While previously it may be believed that such connections 452 would
have to be strengthened in order to employed a hydraulically set
packer therewith, use of a packer according to the present
invention may avoid such detrimental effect to connections without
the need to strengthen them. One such connection 452 may include
for example a tension release mechanism, including shear screws 454
and seals 456, of a grapple sub.
[0032] An assembly using plastic tubing string 450 and packer 400
may include a plastic tubing string segment 458 connected below the
packer and which may include a plug 460 for holding pressure in the
packer bore 401c for actuation thereof. Plug 460 may include a blow
out mechanism for removal of the plug, if desired.
[0033] While a particular embodiment of the present invention has
been described in the foregoing, it is to be understood that other
embodiments are possible within the scope of the invention and are
intended to be included herein. It will be clear to any person
skilled in the art that modifications of and adjustments to this
invention, not shown, are possible without departing from the
spirit of the invention as demonstrated through the exemplary
embodiment. The invention is therefore to be considered limited
solely by the scope of the appended claims, wherein reference to an
element in the singular, such as by use of the article "a" or "an"

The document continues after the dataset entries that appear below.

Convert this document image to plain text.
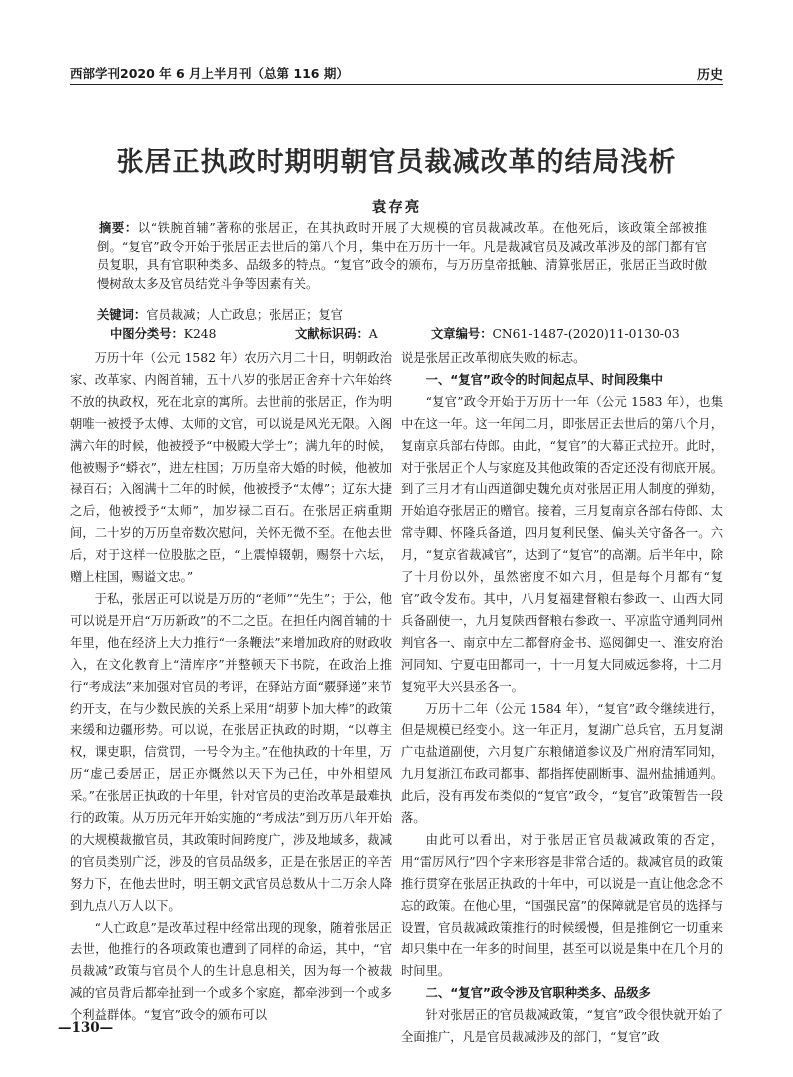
西部学刊2020 年 6 月上半月刊（总第 116 期）	历史
张居正执政时期明朝官员裁减改革的结局浅析
袁存亮
摘要：以“铁腕首辅”著称的张居正，在其执政时开展了大规模的官员裁减改革。在他死后，该政策全部被推倒。“复官”政令开始于张居正去世后的第八个月，集中在万历十一年。凡是裁减官员及减改革涉及的部门都有官员复职，具有官职种类多、品级多的特点。“复官”政令的颁布，与万历皇帝抵触、清算张居正，张居正当政时傲慢树敌太多及官员结党斗争等因素有关。
关键词：官员裁减；人亡政息；张居正；复官
中图分类号：K248	文献标识码：A	文章编号：CN61-1487-(2020)11-0130-03

万历十年（公元 1582 年）农历六月二十日，明朝政治家、改革家、内阁首辅，五十八岁的张居正舍弃十六年始终不放的执政权，死在北京的寓所。去世前的张居正，作为明朝唯一被授予太傅、太师的文官，可以说是风光无限。入阁满六年的时候，他被授予“中极殿大学士”；满九年的时候，他被赐予“蟒衣”，进左柱国；万历皇帝大婚的时候，他被加禄百石；入阁满十二年的时候，他被授予“太傅”；辽东大捷之后，他被授予“太师”，加岁禄二百石。在张居正病重期间，二十岁的万历皇帝数次慰问，关怀无微不至。在他去世后，对于这样一位股肱之臣，“上震悼辍朝，赐祭十六坛，赠上柱国，赐谥文忠。”

于私，张居正可以说是万历的“老师”“先生”；于公，他可以说是开启“万历新政”的不二之臣。在担任内阁首辅的十年里，他在经济上大力推行“一条鞭法”来增加政府的财政收入，在文化教育上“清库序”并整顿天下书院，在政治上推行“考成法”来加强对官员的考评，在驿站方面“覈驿递”来节约开支，在与少数民族的关系上采用“胡萝卜加大棒”的政策来缓和边疆形势。可以说，在张居正执政的时期，“以尊主权，课吏职，信赏罚，一号令为主。”在他执政的十年里，万历“虚己委居正，居正亦慨然以天下为己任，中外相望风采。”在张居正执政的十年里，针对官员的吏治改革是最难执行的政策。从万历元年开始实施的“考成法”到万历八年开始的大规模裁撤官员，其政策时间跨度广，涉及地域多，裁减的官员类别广泛，涉及的官员品级多，正是在张居正的辛苦努力下，在他去世时，明王朝文武官员总数从十二万余人降到九点八万人以下。

“人亡政息”是改革过程中经常出现的现象，随着张居正去世，他推行的各项政策也遭到了同样的命运，其中，“官员裁减”政策与官员个人的生计息息相关，因为每一个被裁减的官员背后都牵扯到一个或多个家庭，都牵涉到一个或多个利益群体。“复官”政令的颁布可以

说是张居正改革彻底失败的标志。

一、“复官”政令的时间起点早、时间段集中

“复官”政令开始于万历十一年（公元 1583 年），也集中在这一年。这一年闰二月，即张居正去世后的第八个月，复南京兵部右侍郎。由此，“复官”的大幕正式拉开。此时，对于张居正个人与家庭及其他政策的否定还没有彻底开展。到了三月才有山西道御史魏允贞对张居正用人制度的弹劾，开始追夺张居正的赠官。接着，三月复南京各部右侍郎、太常寺卿、怀隆兵备道，四月复利民堡、偏头关守备各一。六月，“复京省裁减官”，达到了“复官”的高潮。后半年中，除了十月份以外，虽然密度不如六月，但是每个月都有“复官”政令发布。其中，八月复福建督粮右参政一、山西大同兵备副使一，九月复陕西督粮右参政一、平凉监守通判同州判官各一、南京中左二都督府金书、巡阅御史一、淮安府治河同知、宁夏屯田都司一，十一月复大同威远参将，十二月复宛平大兴县丞各一。

万历十二年（公元 1584 年），“复官”政令继续进行，但是规模已经变小。这一年正月，复湖广总兵官，五月复湖广屯盐道副使，六月复广东粮储道参议及广州府清军同知，九月复浙江布政司都事、都指挥使副断事、温州盐捕通判。此后，没有再发布类似的“复官”政令，“复官”政策暂告一段落。

由此可以看出，对于张居正官员裁减政策的否定，用“雷厉风行”四个字来形容是非常合适的。裁减官员的政策推行贯穿在张居正执政的十年中，可以说是一直让他念念不忘的政策。在他心里，“国强民富”的保障就是官员的选择与设置，官员裁减政策推行的时候缓慢，但是推倒它一切重来却只集中在一年多的时间里，甚至可以说是集中在几个月的时间里。

二、“复官”政令涉及官职种类多、品级多

针对张居正的官员裁减政策，“复官”政令很快就开始了全面推广，凡是官员裁减涉及的部门，“复官”政

—130—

is not intended to mean "one and only one" unless specifically so
stated, but rather "one or more". All structural and functional
equivalents to the elements of the various embodiments described
throughout the disclosure that are know or later come to be known
to those of ordinary skill in the art are intended to be
encompassed by the elements of the claims. Moreover, nothing
disclosed herein is intended to be dedicated to the public
regardless of whether such disclosure is explicitly recited in the
claims. No claim element is to be construed under the provisions of
35 USC 112, sixth paragraph, unless the element is expressly
recited using the phrase "means for" or "step for".